Figure 5. ST6GalNAc2 is downregulated in melanoma cells and is a putative regulator of O-glycan-dependent Gal-1 ligand activity

Kifunensine-treated A375 and G361 cells were assayed for Gal-1 ligand activity by flow cytometry with Gal-1hFc or controls (a). Real-time RT-qPCR analysis was performed on HEM, G361 and A375 cells (b) and 11 other melanoma cell lines (c). Relative ST6GalNAc2 expression level was normalized to expression in HEM over 3-experiments and expressed as Mean±SEM. Gal-1hFc- (d) and LEA-binding (e) of control or ST6^O/E melanoma cells were analyzed by flow cytometry. In (f), an illustration of ST6GalNAc2’s role on the biosynthesis and putative inhibition of Gal-1-binding to O-glycans. **p<0.01 and ***p<0.001 – statistical significance compared with untreated controls or HEM.

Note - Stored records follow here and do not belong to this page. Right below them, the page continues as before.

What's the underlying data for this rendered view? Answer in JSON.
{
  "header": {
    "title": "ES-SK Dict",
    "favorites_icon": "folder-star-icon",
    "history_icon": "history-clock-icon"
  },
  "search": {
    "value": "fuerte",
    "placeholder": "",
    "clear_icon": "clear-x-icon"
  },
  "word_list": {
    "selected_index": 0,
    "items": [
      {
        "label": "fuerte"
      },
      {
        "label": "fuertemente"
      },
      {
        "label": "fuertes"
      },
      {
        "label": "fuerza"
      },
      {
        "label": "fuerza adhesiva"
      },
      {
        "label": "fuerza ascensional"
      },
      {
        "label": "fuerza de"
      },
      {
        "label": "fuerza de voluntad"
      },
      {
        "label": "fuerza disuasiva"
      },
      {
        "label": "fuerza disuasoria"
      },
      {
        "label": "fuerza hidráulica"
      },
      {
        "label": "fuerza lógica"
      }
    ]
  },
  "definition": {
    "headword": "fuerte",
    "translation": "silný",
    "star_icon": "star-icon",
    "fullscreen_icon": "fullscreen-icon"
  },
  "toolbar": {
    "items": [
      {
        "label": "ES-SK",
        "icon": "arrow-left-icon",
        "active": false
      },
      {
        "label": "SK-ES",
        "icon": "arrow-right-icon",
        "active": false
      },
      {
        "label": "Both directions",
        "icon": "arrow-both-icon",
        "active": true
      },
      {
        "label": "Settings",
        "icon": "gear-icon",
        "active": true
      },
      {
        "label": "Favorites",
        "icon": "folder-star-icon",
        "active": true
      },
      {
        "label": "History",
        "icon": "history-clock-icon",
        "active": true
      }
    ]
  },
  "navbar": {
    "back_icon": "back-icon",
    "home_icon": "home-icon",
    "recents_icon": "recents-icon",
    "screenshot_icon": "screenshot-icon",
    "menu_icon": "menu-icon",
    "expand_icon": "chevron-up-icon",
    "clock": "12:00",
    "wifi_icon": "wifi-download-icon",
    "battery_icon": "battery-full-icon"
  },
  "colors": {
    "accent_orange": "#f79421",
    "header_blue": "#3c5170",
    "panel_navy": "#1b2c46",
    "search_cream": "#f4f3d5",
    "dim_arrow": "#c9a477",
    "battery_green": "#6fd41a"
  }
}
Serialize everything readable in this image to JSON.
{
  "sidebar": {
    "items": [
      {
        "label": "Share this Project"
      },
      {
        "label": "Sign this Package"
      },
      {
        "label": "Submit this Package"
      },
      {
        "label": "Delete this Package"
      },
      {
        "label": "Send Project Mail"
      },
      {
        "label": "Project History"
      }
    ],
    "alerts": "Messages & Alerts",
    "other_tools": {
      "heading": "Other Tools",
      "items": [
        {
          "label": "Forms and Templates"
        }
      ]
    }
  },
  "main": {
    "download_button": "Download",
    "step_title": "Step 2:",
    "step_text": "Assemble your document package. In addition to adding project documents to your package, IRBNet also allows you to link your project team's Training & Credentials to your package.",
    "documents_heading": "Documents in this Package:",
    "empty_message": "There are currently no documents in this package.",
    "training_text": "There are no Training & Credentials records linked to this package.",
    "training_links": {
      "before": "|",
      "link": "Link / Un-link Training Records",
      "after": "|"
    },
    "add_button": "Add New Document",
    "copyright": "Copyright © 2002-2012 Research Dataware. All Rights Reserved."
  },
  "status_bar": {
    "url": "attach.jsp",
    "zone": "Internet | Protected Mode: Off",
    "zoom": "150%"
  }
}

Figure 6. In vivo growth of melanoma cells and migration of melanoma cells on Matrigel is regulated, in part, by host Gal-1 and on melanoma cell Gal-1 ligands

Wt or Gal-1^−/− mice were inoculated s.c. with control, ST6^O/E or MCAM^KD B16 cells and monitored for tumor growth. Mean tumor volumes (SEM) (n=8/group) were calculated and plotted against time (a). In (b–e), control, ST6^O/E or MCAM^KD A375 and B16 melanoma cells pre-blocked with Gal-1hFc, hFc or lactose were assayed for formation of tube-like structures on Matrigel. Tube-like structures were illustrated in representative phase photomicrographs (Scale bars=100μm). The number of tube-like structures was expressed as % Control hFc-treated cells (*p<0.05, **p<0.01 and ***p<0.001; statistically significance compared with hFc-control cells). Data were collected from at least 3-experiments.